Tem razão o Secretário-Geral das Nações Unidas quando afirma que os ataques de 7 de outubro do Hamas «não aconteceram no vácuo». Eles são uma expressão obscena e grotesca do clima de confrontação que se tornou na imagem de marca do território que, um dia, alguém batizou de “Terra Santa”.
Mas António Guterres esqueceu-se de acrescentar que a ONU também tem culpas no cartório. Na conjuntura pós-Segunda Guerra Mundial, a organização aprovou uma resolução que materializava a solução dos dois estados. Mas, desde então, foi incapaz de fazer com que a proposta saísse do papel. Se a implementação desta solução já se afigurava espinhosa na altura, o cenário só se deteriorou com o passar dos anos. Com efeito, as sucessivas redefinições de fronteiras e deslocamento de populações alteraram substancialmente o mapa da região e o clima de hostilidade entre as partes agravou-se.
Depois da guerra na Ucrânia, este novo conflito israelo-palestiniano veio confirmar a crescente descredibilização das Nações Unidas enquanto garante da lei internacional, reguladora de diferendos diplomáticos e promotora da paz e da segurança entre as nações. Mas no mundo da política nunca há lugar a “vazios de poder”.
Face à ausência da ONU, vários países vão assumindo unilateralmente o esforço de mediar o conflito e de evitar o seu escalamento para uma guerra regional ou mundial, com alguns a aproveitarem para marcarem uma posição.

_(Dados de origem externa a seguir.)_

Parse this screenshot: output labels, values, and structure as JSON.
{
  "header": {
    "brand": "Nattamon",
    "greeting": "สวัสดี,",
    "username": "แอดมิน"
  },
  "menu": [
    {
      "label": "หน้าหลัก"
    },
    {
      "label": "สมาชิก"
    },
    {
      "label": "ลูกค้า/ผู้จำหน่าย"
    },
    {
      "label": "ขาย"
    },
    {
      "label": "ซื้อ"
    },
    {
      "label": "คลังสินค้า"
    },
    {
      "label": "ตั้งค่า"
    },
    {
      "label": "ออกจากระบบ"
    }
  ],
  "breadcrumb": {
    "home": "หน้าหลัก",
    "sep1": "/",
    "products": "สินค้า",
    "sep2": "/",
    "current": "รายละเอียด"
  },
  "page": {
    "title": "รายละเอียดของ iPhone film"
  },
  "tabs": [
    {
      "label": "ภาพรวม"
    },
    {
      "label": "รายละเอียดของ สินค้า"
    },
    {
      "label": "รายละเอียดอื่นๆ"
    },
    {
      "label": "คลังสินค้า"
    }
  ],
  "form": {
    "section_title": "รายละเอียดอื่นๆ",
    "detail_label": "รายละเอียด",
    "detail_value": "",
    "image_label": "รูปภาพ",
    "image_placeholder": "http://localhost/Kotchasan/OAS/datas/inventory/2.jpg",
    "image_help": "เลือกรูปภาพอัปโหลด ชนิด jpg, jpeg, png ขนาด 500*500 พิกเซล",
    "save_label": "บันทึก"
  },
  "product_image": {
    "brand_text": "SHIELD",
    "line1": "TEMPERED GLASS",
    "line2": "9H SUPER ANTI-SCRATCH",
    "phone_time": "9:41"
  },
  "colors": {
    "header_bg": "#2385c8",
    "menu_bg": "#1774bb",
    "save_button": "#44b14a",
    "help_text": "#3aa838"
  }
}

Veja-se como a intervenção de Erdogan colocou os países ocidentais (na aceção civilizacional do termo e não geográfica) perante um dilema inesperado e constrangedor: e se a Turquia (país que é membro da NATO) declarasse guerra a Israel (país que não é membro da NATO)?
Face à impotência da ONU, impera a “lei do mais forte”. Assim sendo, o conflito só deverá terminar quando Israel considerar que foi anulada a capacidade operacional do Hamas e, assim, devolvido o sentimento de segurança aos seus habitantes em todo o país, mas em especial na zona de fronteira com a Faixa de Gaza.
À Terra Santa regressará então aquela paz frágil e efémera, pontualmente acalentada com alguma esperança pelo retomar de momentos de convivência pacífica entre muçulmanos e judeus, mas permanentemente assombrada por agentes radicais sempre prontos a reacender o rastilho do ódio e da violência.